# 2006 GTO Stroker/Cam New idea for cheap mods?



## Spiceredgoat (Aug 10, 2018)

Hello everyone I have a 2006 Pontiac GTO LS2 A4 with JBA shorty headers, cold air intake, BTR stage 3 racing cam, Eagle forged stroker rotating assembly, stock heads with just springs and stock manifold.

My question is for a less expensive upgrade to get the most out of my car what should I go with? 3.90 gears?

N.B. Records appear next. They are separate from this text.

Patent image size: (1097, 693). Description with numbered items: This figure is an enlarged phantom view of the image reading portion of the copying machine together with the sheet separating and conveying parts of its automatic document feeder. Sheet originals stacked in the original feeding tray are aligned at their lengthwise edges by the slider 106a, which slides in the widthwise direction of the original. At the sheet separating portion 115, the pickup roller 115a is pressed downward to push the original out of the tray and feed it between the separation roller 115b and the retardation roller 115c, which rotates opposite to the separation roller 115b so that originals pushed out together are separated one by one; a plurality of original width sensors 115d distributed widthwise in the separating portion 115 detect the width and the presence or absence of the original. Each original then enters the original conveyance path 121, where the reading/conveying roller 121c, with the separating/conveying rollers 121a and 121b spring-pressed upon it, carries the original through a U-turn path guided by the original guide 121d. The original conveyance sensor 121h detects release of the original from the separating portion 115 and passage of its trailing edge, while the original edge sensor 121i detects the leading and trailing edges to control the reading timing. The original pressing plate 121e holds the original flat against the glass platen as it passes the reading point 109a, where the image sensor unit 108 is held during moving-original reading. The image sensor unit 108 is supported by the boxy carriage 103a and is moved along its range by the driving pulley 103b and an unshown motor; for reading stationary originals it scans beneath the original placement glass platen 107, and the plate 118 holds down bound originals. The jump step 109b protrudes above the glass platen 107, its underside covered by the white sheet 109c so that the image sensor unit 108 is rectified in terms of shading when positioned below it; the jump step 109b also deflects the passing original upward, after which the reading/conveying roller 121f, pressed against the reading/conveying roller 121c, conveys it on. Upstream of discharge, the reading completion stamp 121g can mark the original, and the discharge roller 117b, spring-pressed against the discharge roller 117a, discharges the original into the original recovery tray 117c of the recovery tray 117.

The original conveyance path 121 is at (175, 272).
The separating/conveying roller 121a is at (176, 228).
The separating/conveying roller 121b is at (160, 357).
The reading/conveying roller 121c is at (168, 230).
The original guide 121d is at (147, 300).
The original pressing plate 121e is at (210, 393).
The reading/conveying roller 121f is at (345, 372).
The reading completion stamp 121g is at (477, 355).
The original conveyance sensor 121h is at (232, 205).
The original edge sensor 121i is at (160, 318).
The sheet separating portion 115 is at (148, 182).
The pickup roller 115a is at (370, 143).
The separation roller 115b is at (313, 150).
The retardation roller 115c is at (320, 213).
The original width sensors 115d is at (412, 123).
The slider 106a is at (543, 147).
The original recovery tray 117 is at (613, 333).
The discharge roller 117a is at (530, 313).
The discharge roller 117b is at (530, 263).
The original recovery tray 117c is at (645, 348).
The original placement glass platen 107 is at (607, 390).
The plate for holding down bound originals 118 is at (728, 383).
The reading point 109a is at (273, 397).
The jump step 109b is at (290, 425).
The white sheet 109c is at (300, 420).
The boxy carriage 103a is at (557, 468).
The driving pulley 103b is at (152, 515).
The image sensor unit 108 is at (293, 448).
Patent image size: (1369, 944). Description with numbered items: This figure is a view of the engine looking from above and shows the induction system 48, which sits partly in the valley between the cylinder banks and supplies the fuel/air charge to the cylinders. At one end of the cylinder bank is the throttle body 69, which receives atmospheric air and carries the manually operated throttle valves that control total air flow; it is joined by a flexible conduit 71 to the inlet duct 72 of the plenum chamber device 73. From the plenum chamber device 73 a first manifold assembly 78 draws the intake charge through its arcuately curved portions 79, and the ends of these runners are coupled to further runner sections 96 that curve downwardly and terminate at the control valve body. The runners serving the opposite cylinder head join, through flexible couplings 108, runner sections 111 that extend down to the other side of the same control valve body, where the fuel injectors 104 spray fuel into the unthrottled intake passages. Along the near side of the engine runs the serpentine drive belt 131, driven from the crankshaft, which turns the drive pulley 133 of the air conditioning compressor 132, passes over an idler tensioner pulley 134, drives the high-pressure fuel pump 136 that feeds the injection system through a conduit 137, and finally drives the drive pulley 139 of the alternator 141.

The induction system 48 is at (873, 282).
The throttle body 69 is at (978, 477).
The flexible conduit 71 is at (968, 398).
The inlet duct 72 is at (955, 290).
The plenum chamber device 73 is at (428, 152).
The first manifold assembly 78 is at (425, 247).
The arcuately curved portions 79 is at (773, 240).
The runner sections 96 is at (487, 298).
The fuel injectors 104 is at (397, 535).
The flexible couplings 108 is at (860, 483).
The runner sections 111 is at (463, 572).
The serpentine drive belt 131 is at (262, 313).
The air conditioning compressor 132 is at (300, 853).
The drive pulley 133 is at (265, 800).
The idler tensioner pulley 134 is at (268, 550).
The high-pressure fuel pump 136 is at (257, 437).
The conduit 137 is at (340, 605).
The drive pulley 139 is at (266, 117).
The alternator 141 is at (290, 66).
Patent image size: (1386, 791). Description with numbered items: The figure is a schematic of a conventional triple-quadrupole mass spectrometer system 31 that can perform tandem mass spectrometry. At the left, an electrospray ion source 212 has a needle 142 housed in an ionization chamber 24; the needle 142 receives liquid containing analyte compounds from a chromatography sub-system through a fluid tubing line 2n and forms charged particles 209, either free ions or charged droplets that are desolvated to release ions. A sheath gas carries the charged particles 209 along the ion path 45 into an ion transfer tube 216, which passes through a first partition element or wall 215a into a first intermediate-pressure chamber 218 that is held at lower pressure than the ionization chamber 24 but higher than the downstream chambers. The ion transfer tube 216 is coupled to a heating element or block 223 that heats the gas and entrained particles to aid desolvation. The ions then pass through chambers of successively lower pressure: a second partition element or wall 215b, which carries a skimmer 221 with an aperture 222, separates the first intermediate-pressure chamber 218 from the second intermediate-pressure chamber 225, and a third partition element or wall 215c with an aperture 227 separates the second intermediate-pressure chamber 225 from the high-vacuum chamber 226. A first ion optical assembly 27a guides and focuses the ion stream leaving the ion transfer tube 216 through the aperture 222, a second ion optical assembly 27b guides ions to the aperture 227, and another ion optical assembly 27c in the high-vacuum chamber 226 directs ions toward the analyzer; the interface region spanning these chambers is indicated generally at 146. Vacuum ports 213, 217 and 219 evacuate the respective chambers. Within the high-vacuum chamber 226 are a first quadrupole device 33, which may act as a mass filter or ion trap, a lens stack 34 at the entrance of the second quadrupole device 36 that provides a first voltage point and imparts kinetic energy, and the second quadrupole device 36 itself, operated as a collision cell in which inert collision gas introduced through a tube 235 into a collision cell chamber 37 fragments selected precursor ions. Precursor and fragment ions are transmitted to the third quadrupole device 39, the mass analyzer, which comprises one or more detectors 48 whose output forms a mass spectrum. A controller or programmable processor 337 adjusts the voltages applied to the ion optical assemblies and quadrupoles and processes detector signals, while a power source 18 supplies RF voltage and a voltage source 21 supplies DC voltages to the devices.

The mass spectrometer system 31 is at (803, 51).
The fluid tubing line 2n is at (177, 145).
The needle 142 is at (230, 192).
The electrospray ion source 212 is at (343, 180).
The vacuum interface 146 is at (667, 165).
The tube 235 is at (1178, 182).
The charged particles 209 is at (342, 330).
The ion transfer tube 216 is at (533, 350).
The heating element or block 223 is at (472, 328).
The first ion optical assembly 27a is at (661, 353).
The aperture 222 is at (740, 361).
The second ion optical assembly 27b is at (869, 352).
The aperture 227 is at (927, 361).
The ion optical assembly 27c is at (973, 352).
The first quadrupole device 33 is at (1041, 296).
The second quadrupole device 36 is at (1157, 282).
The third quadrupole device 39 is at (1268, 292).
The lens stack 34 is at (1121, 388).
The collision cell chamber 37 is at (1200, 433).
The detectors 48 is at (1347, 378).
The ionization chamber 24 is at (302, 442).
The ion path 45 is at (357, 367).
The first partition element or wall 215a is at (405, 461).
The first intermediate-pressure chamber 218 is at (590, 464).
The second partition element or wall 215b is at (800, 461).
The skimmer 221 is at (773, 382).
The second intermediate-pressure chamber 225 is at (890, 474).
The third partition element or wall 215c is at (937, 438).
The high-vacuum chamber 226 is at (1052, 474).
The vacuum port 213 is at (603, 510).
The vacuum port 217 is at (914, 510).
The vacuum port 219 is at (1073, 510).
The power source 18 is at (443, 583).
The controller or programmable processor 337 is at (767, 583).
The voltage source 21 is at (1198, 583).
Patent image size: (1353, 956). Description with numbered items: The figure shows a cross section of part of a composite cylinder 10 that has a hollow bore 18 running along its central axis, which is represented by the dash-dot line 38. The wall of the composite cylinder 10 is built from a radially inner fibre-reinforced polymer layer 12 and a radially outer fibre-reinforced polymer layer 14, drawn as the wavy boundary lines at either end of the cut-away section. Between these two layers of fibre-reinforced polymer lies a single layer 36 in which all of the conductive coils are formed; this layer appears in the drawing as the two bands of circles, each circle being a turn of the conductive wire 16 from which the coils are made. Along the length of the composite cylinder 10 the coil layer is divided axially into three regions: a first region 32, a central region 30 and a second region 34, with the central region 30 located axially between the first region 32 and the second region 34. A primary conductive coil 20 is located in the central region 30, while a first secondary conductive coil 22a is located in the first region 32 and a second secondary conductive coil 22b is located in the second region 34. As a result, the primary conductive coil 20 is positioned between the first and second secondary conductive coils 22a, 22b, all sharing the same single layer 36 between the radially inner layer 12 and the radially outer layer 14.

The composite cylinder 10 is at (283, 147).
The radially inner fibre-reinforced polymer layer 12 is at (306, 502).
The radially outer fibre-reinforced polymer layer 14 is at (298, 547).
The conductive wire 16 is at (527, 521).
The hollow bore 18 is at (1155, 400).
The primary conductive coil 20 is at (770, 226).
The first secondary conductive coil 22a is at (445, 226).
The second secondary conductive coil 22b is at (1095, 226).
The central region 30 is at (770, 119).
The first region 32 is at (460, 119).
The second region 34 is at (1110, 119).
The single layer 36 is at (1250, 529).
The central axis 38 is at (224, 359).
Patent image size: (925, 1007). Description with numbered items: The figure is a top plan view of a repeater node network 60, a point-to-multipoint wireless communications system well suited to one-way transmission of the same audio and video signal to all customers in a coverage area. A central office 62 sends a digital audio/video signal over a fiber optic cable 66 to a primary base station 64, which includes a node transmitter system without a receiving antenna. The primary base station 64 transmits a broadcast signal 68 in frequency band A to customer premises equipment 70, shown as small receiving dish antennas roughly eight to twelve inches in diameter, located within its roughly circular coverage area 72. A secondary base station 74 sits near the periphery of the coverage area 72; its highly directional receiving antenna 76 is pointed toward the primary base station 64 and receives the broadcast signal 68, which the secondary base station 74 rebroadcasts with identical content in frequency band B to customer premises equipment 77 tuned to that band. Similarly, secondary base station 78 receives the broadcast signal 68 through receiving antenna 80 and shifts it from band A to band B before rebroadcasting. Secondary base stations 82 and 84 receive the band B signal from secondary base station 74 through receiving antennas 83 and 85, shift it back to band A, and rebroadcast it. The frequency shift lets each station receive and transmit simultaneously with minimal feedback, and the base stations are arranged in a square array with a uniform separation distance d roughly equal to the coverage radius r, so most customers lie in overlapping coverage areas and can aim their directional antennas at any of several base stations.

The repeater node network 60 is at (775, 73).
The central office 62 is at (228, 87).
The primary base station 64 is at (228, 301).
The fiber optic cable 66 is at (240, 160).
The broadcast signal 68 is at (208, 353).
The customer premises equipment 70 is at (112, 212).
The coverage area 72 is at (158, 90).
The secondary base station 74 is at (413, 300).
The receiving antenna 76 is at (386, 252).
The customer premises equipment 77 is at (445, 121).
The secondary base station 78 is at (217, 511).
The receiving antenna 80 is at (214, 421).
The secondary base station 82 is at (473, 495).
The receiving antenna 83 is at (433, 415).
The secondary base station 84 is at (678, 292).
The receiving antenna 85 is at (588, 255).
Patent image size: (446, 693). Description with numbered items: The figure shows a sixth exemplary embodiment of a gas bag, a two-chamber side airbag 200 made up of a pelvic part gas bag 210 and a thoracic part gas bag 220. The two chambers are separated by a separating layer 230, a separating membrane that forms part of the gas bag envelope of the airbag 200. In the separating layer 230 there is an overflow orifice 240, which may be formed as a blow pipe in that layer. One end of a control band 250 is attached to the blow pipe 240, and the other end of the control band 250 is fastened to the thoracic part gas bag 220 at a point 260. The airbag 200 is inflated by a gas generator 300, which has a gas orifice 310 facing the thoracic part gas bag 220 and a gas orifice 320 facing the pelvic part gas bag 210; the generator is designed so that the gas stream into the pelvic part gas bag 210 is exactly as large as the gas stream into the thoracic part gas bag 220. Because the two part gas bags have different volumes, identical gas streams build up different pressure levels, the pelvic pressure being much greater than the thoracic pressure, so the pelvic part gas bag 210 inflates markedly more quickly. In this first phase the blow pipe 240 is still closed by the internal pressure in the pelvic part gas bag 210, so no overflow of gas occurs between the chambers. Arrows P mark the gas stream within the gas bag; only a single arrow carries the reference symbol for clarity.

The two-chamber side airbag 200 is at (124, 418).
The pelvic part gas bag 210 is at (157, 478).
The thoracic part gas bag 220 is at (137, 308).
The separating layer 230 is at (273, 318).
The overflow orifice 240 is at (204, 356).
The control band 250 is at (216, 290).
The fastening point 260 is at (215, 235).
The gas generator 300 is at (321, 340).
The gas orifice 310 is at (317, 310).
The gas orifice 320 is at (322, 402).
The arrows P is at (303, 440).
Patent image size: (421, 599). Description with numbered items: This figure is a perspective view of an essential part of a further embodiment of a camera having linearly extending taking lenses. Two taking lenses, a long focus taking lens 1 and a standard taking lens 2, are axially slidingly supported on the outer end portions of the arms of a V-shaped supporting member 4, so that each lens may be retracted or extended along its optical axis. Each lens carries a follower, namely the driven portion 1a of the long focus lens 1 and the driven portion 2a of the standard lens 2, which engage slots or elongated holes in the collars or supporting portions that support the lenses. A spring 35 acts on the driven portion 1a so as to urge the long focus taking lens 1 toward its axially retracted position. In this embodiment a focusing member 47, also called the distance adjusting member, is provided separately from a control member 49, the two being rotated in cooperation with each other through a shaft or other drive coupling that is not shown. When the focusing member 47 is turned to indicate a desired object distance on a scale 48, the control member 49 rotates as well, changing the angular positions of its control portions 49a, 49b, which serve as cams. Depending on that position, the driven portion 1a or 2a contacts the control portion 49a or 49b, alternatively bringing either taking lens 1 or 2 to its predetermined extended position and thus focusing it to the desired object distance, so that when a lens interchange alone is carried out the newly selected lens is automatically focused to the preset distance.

Ported intake ? any suggestions would help thank you.


----------



## GTO44 (Apr 11, 2016)

3200-3500 stall would wake it up more than any of those. 

I would also upgrade those shortie heads to long tubes to get the most out of that Stage 3 BTR.

Then yes 3.90 gears will kick it up another notch for sure.


----------



## Spiceredgoat (Aug 10, 2018)

GTO44 said:


> 3200-3500 stall would wake it up more than any of those.
> 
> I would also upgrade those shortie heads to long tubes to get the most out of that Stage 3 BTR.
> 
> Then yes 3.90 gears will kick it up another notch for sure.


Thank you! i did forget to say i have 3000 stall so im thinking long tube and 3.9s


----------